Il sortira notamment, à la fin de l’année. C’est un long métrage documentaire. Cela évoquera la relation ente mère et fille, Malika Madi, une écrivaine belge d’origine algérienne, qui va ramener sa fille à Béjaïa où sont ses grands-parents car Malika est née en Belgique. Malika raconte sa relation entre sa mère et sa fille. Sinon, le second film raconte l’histoire du père de la Nigérienne qui était journaliste et a été chassé du Niger car il était dans l’opposition. Il a enseigné en Algérie, dans les années 1960. Il était au journal El Moudjahid. Il est décédé en Algérie. Sa fille retrace son parcours. Son père, un héros au Niger. J’ai laissé ça en dernier car, entre-temps, je produis un court métrage documentaire de Rabah Slimani intitulé Brother in art.

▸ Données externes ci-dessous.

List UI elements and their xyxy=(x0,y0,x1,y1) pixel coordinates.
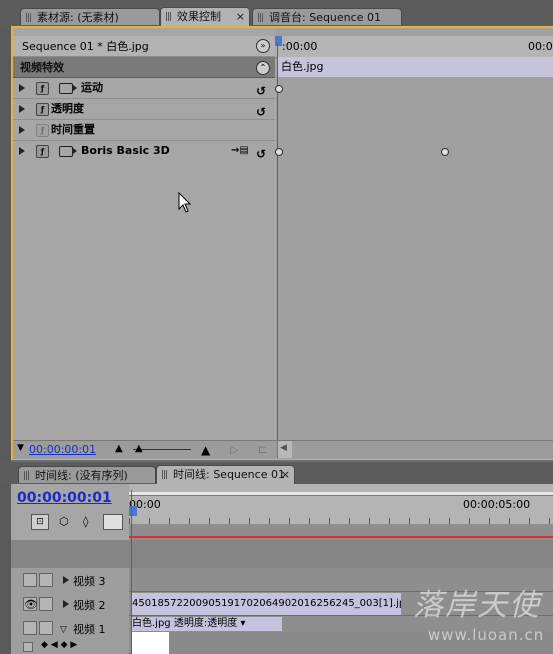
close-icon[interactable]: × xyxy=(281,466,290,483)
timeline-timecode[interactable]: 00:00:00:01 xyxy=(17,490,112,506)
expand-triangle-icon[interactable] xyxy=(19,126,25,134)
effect-toggle-icon: ƒ xyxy=(36,124,49,137)
keyframe-nav-icon[interactable]: ◆ ◀ ◆ ▶ xyxy=(41,640,77,650)
lock-toggle[interactable] xyxy=(39,573,53,587)
effect-toggle-icon[interactable]: ƒ xyxy=(36,82,49,95)
effect-label: 时间重置 xyxy=(51,123,95,136)
tab-timeline-sequence[interactable]: 时间线: Sequence 01 × xyxy=(156,465,295,484)
timeline-ruler[interactable]: 00:00 00:00:05:00 xyxy=(129,484,553,524)
panel-tab-strip: 素材源: (无素材) 效果控制 × 调音台: Sequence 01 xyxy=(0,0,553,26)
ruler-ticks xyxy=(129,518,553,524)
keyframe-ruler[interactable]: :00:00 00:00 xyxy=(275,36,553,58)
effect-row-time-remap[interactable]: ƒ 时间重置 xyxy=(13,120,275,141)
effect-controls-footer: ▼ 00:00:00:01 ▲ ▲ ▲ ▷ ⊏ ◀ xyxy=(13,440,553,459)
expand-triangle-icon[interactable] xyxy=(19,147,25,155)
left-edge-bar xyxy=(0,26,11,654)
playhead-line xyxy=(277,42,278,440)
tab-source-monitor[interactable]: 素材源: (无素材) xyxy=(20,8,160,25)
timeline-controls: 00:00:00:01 ⊡ ⬡ ◊ xyxy=(11,484,129,540)
render-bar xyxy=(129,536,553,538)
show-timeline-toggle-icon[interactable]: » xyxy=(256,39,270,53)
mouse-cursor-icon xyxy=(178,192,192,213)
reset-icon[interactable]: ↺ xyxy=(256,81,266,101)
effect-label: Boris Basic 3D xyxy=(81,144,170,157)
eye-icon[interactable]: 👁 xyxy=(23,597,38,611)
camera-icon[interactable] xyxy=(59,83,77,94)
track-name: 视频 2 xyxy=(73,599,106,612)
play-audio-icon[interactable]: ▷ xyxy=(230,443,238,456)
effect-toggle-icon[interactable]: ƒ xyxy=(36,145,49,158)
tab-effect-controls[interactable]: 效果控制 × xyxy=(160,7,250,26)
effect-toggle-icon[interactable]: ƒ xyxy=(36,103,49,116)
track-header: 视频 3 xyxy=(11,568,129,592)
zoom-slider-handle[interactable]: ▲ xyxy=(135,443,143,454)
collapse-triangle-icon[interactable]: ▽ xyxy=(60,625,67,635)
empty-track-area xyxy=(11,540,553,568)
effect-label: 运动 xyxy=(81,81,103,94)
visibility-toggle[interactable] xyxy=(23,621,37,635)
watermark-url: www.luoan.cn xyxy=(428,626,545,644)
in-out-icon[interactable] xyxy=(103,514,123,530)
track-header: 👁 视频 2 xyxy=(11,592,129,616)
collapse-icon[interactable]: ⌃ xyxy=(256,61,270,75)
close-icon[interactable]: × xyxy=(236,8,245,25)
lock-toggle[interactable] xyxy=(39,597,53,611)
effect-keyframe-pane xyxy=(276,28,553,440)
lock-toggle[interactable] xyxy=(39,621,53,635)
keyframe-marker[interactable] xyxy=(441,148,449,156)
effect-row-boris-3d[interactable]: ƒ Boris Basic 3D →▤ ↺ xyxy=(13,141,275,162)
expand-triangle-icon[interactable] xyxy=(19,105,25,113)
ruler-end-label: 00:00 xyxy=(528,40,553,53)
tab-label: 效果控制 xyxy=(177,10,221,23)
camera-icon[interactable] xyxy=(59,146,77,157)
drop-icon[interactable]: ◊ xyxy=(83,515,88,528)
reset-icon[interactable]: ↺ xyxy=(256,144,266,164)
tab-label: 时间线: Sequence 01 xyxy=(173,468,285,481)
tab-timeline-empty[interactable]: 时间线: (没有序列) xyxy=(18,466,156,483)
keyframe-marker[interactable] xyxy=(275,85,283,93)
triangle-down-icon: ▼ xyxy=(17,443,24,453)
sequence-clip-label: Sequence 01 * 白色.jpg » xyxy=(13,36,275,57)
marker-icon[interactable]: ⬡ xyxy=(59,515,69,528)
reset-icon[interactable]: ↺ xyxy=(256,102,266,122)
ruler-start-label: :00:00 xyxy=(282,40,318,53)
track-name: 视频 1 xyxy=(73,623,106,636)
visibility-toggle[interactable] xyxy=(23,573,37,587)
timeline-clip[interactable]: 白色.jpg 透明度:透明度 ▾ xyxy=(131,617,282,631)
zoom-in-icon[interactable]: ▲ xyxy=(201,443,210,457)
keyframe-marker[interactable] xyxy=(275,148,283,156)
expand-triangle-icon[interactable] xyxy=(19,84,25,92)
video-effects-label: 视频特效 xyxy=(20,61,64,74)
display-style-icon[interactable] xyxy=(23,642,33,652)
timeline-ruler-mid: 00:00:05:00 xyxy=(463,498,531,511)
timeline-playhead-line xyxy=(131,490,132,654)
track-header: ▽ 视频 1 ◆ ◀ ◆ ▶ xyxy=(11,616,129,654)
settings-dialog-icon[interactable]: →▤ xyxy=(231,141,249,161)
clip-thumbnail xyxy=(131,632,169,654)
watermark-text: 落岸天使 xyxy=(413,588,541,623)
clip-name: 白色.jpg xyxy=(281,60,324,73)
clip-bar: 白色.jpg xyxy=(277,57,553,77)
effect-row-motion[interactable]: ƒ 运动 ↺ xyxy=(13,78,275,99)
effect-row-opacity[interactable]: ƒ 透明度 ↺ xyxy=(13,99,275,120)
tab-label: 调音台: Sequence 01 xyxy=(269,11,381,24)
track-name: 视频 3 xyxy=(73,575,106,588)
tab-label: 时间线: (没有序列) xyxy=(35,469,128,482)
effect-label: 透明度 xyxy=(51,102,84,115)
tab-label: 素材源: (无素材) xyxy=(37,11,119,24)
video-effects-header[interactable]: 视频特效 ⌃ xyxy=(13,57,275,78)
snap-icon[interactable]: ⊡ xyxy=(31,514,49,530)
expand-triangle-icon[interactable] xyxy=(63,600,69,608)
timecode-display[interactable]: 00:00:00:01 xyxy=(29,443,96,456)
timeline-tab-strip: 时间线: (没有序列) 时间线: Sequence 01 × xyxy=(0,462,553,484)
zoom-out-icon[interactable]: ▲ xyxy=(115,443,123,454)
expand-triangle-icon[interactable] xyxy=(63,576,69,584)
sequence-label: Sequence 01 * 白色.jpg xyxy=(22,40,149,53)
timeline-clip[interactable]: 45018572200905191702064902016256245_003[… xyxy=(131,593,401,615)
tab-audio-mixer[interactable]: 调音台: Sequence 01 xyxy=(252,8,402,25)
scroll-left-button[interactable]: ◀ xyxy=(277,441,292,458)
loop-icon[interactable]: ⊏ xyxy=(258,443,267,456)
work-area-bar[interactable] xyxy=(129,492,553,496)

Il a été tourné au Sahara occidental. Il sortira prochainement dans un grand festival à l’étranger. C’est un film qui parle d’un rappeur sahraoui qui vit à Madrid et qui retourne pour voir le territoire libéré de son pays pour la première fois. Le film, est plein d’émotion. Une histoire personnelle avec d’autres artistes algériens et européens aussi et latino-américains. Sinon, je suis en train d’attendre des fonds pour mon premier long métrage documentaire. Ce film est intitulé Cilima. C’est un film qui va raconter l’Algérie cinématographiquement. Il racontera les histoires respectives de quatre réalisateurs, quatre coins du pays, une Algérie racontée à travers leurs caméras. Un long métrage qui contiendra quatre courts métrages. Chaque court métrage va raconter l’Algérie à travers la caméra du réalisateur.

Peut-on connaître le nom de ces quatre réalisateurs algériens?

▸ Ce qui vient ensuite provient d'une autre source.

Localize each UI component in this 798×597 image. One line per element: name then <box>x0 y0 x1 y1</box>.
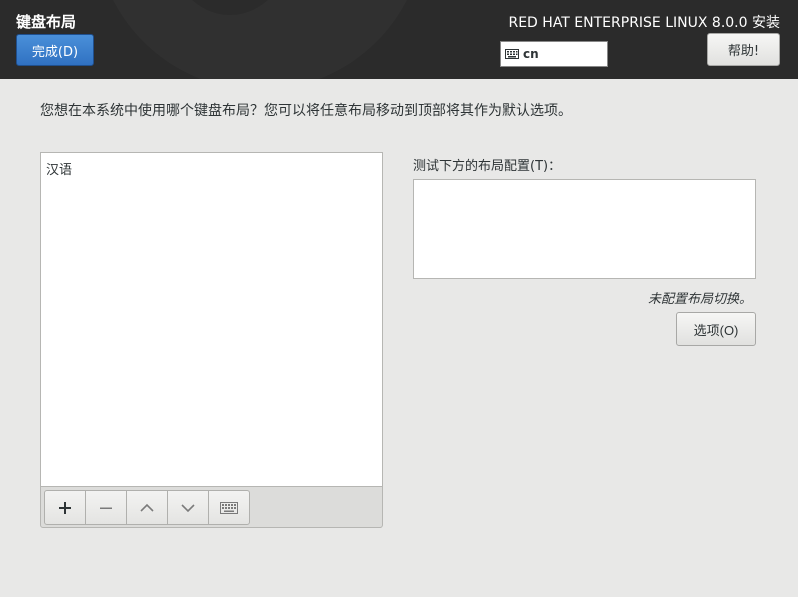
product-title: RED HAT ENTERPRISE LINUX 8.0.0 安装 <box>508 15 780 31</box>
chevron-up-icon <box>140 503 154 512</box>
layout-toolbar <box>40 486 383 528</box>
header-decoration <box>95 0 425 79</box>
layout-switch-note: 未配置布局切换。 <box>647 292 752 307</box>
top-bar: 键盘布局 完成(D) RED HAT ENTERPRISE LINUX 8.0.… <box>0 0 798 79</box>
plus-icon <box>59 501 71 514</box>
help-button[interactable]: 帮助! <box>707 33 780 66</box>
chevron-down-icon <box>181 503 195 512</box>
instruction-text: 您想在本系统中使用哪个键盘布局？您可以将任意布局移动到顶部将其作为默认选项。 <box>40 103 572 119</box>
preview-layout-button[interactable] <box>208 490 250 525</box>
move-down-button[interactable] <box>167 490 209 525</box>
keyboard-icon <box>220 501 238 514</box>
done-button[interactable]: 完成(D) <box>16 34 94 66</box>
minus-icon <box>100 507 112 509</box>
keyboard-icon <box>505 49 519 59</box>
list-item[interactable]: 汉语 <box>41 153 382 184</box>
layout-list[interactable]: 汉语 <box>40 152 383 486</box>
keyboard-indicator-label: cn <box>523 47 539 61</box>
add-layout-button[interactable] <box>44 490 86 525</box>
options-button[interactable]: 选项(O) <box>676 312 756 346</box>
toolbar-button-group <box>44 490 250 525</box>
page-title: 键盘布局 <box>16 13 77 31</box>
move-up-button[interactable] <box>126 490 168 525</box>
keyboard-layout-indicator[interactable]: cn <box>500 41 608 67</box>
test-layout-input[interactable] <box>413 179 756 279</box>
test-layout-label: 测试下方的布局配置(T)： <box>413 159 562 174</box>
remove-layout-button[interactable] <box>85 490 127 525</box>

Pour l’instant il y a Mohamed Yargui de Béjaïa, Raouf Benia d’Alger et notamment Mohamed Abala de Sidi Bel Abbès. Sinon, actuellement, on est en train de chercher des fonds. On a envoyé notre dossier à Afak de Beyrouth, au Fdatic, à l’aide du Cinéma du monde etc. Pour l’instant j’ai des promesses car c’est un film couteaux et va être tourné avec une nouvelle technique, une écriture un peu bizarre. On va tenter des choses. On ne s’appelle pas Nouvelle vague du cinéma algérienne pour rien, nous avons notre regard, notre vision pour voir les choses. Pour l’instant c’est ça. On a des projets à venir, mais Cilima ce sera ma prochaine réalisation, car maintenant je me suis concentré dans la production. Je suis en train d’acquérir une bonne expérience avec des coproductions étrangères.